Por J. González
¿Hacia dónde voy? ¿Qué hago? ¿Qué he hecho hasta hoy? ¿De dónde
vengo? Eran preguntas que surgían y rebotaban entre sí dentro de la cabeza de
Juan Arnulfo, mientras el sutil sonido, casi imperceptible, de un violín
vibrando en do menor sosteniendo una armoniosa pero melancólica canción, le
hacía olvidar su realidad inmediata y lo hundía en remolinos de pensamientos.
Pensamientos que se erguían como una figura de autoridad, alrededor del
individuo cuestionado y (hasta cierto punto) aturdido. Casi logró materializar
una respuesta coherente (o creyó que casi lo había logrado), cuando sonó una
molesta bocina de carro que lo trajo de un solo jalón al presente donde se
encontraba, donde tenía que bajarse precipitadamente del caluroso y tumultuoso
bus urbano. Se hizo campo a empujones respondidos por miradas no muy gratas, y
algunos roces incómodos (e indebidos algunos), hasta que llegó a la puerta
trasera del pasillo, para darse cuenta de que el timbre para solicitar la
parada no funcionaba. Procedió cívicamente a solicitar, como todo Homo sapiens sapiens normal hubiera
hecho, que se detuviera el autobús y se le abriera ipso facto la puerta trasera con un
sólido y estrepitoso: “pueeeertaaaa animaaaaal”.
Acto seguido se encontraba
afuera del bus, 750 metros delante de su destino planeado, y bajo un violento aguacero
torrencial típico de cambio climático en la selva tropical centroamericana.

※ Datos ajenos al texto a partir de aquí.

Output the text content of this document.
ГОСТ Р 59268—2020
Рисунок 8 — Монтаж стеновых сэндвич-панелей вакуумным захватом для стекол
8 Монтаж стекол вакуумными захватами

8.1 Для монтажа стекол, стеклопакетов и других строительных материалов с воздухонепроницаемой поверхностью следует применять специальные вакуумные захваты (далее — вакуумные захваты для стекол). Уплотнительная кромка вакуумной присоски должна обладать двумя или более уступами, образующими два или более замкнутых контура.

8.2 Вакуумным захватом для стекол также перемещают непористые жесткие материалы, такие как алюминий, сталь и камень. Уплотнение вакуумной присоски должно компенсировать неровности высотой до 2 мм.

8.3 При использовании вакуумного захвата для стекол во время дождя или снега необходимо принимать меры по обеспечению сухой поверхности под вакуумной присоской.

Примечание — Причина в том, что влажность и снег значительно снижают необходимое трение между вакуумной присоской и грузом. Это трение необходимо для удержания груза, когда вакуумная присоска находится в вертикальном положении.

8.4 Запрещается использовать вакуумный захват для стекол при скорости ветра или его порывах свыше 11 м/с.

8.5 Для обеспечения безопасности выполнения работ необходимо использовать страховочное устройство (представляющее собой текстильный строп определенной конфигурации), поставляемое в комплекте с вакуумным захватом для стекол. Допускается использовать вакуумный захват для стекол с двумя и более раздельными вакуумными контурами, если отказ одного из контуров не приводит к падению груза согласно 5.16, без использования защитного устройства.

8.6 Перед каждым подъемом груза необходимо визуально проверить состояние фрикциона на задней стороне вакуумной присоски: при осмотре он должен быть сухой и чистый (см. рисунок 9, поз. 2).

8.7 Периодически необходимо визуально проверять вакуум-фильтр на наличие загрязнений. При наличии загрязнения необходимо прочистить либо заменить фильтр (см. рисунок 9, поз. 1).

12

Sintió el agua en su cara, en sus manos, en su cabello desordenado y en los
dedos de su pie derecho (se había roto el zapato, otra vez, como era de
esperarse). Sintió entonces una calma extraña, una paz que le nacía en el
centro del pecho y se le extendía por todo el sistema nervioso en forma de
electricidad, y levantó la cabeza para contemplar el absurdo correr urbano de
la vida cotidiana, que evoca un gran hormiguero cuando un niño descarga su
terrible ira sobre el montículo de tierra arenosa que protege el nido lleno de
insectos laboriosos e impasibles. Corrió unos 20 metros bajo la lluvia hasta
que alcanzó refugio bajo el techo del pabellón frontal de la iglesia municipal
de Nuestra Señora de la Misericordia, donde leyó detenidamente las grandes
letras talladas en una imponente puerta de Cristóbal (árbol actualmente extinto
pero muy común en las faldas de la Cordillera de Huanacaztli en la Costa Rica
de los años 1900), que decían: “Y las
puertas del infierno nada podrán contra la Iglesia”; iba a seguir con su
detallada y curiosa inspección cuando escuchó una voz conocida entre el
aguacero gritar: “Cuidao se me
resfriiiaaaa Juanciiiitoooo, veniiii guevooooon”. Era Marcos, su amigo de
la universidad, en un maltrecho Jeep negro del 86’, indicándole que se montara
deprisa. Y Juan ni lento ni perezoso que se hace clavado adentro del carro.
Entre un par de “cómo estás guevón” y “cuál es
la que promete hoy”, se estableció el plan: un par de bebidas espirituosas para
la sed y un par de humitos densos “pa la ansiedá”. Tres horas y un cuarto
después ahí estaban Marcos y Juancito, profundamente retraídos en una
conversación sin inicio ni final sobre el carácter insaciablemente feroz del
ego de la raza humana, y como el mismo ha sido de gran ayuda para la evolución
de la especie en el pasado pero hoy en día deforma el camino hacia la plenitud
del hombre; hasta que se percatan que al otro lado de la barra hay 4 ojos del
sexo opuesto mirándolos fijamente y diciendo descaradamente, desde el iris
hasta el nervio óptico: “Traiga ese ego pa gozármelo todo”.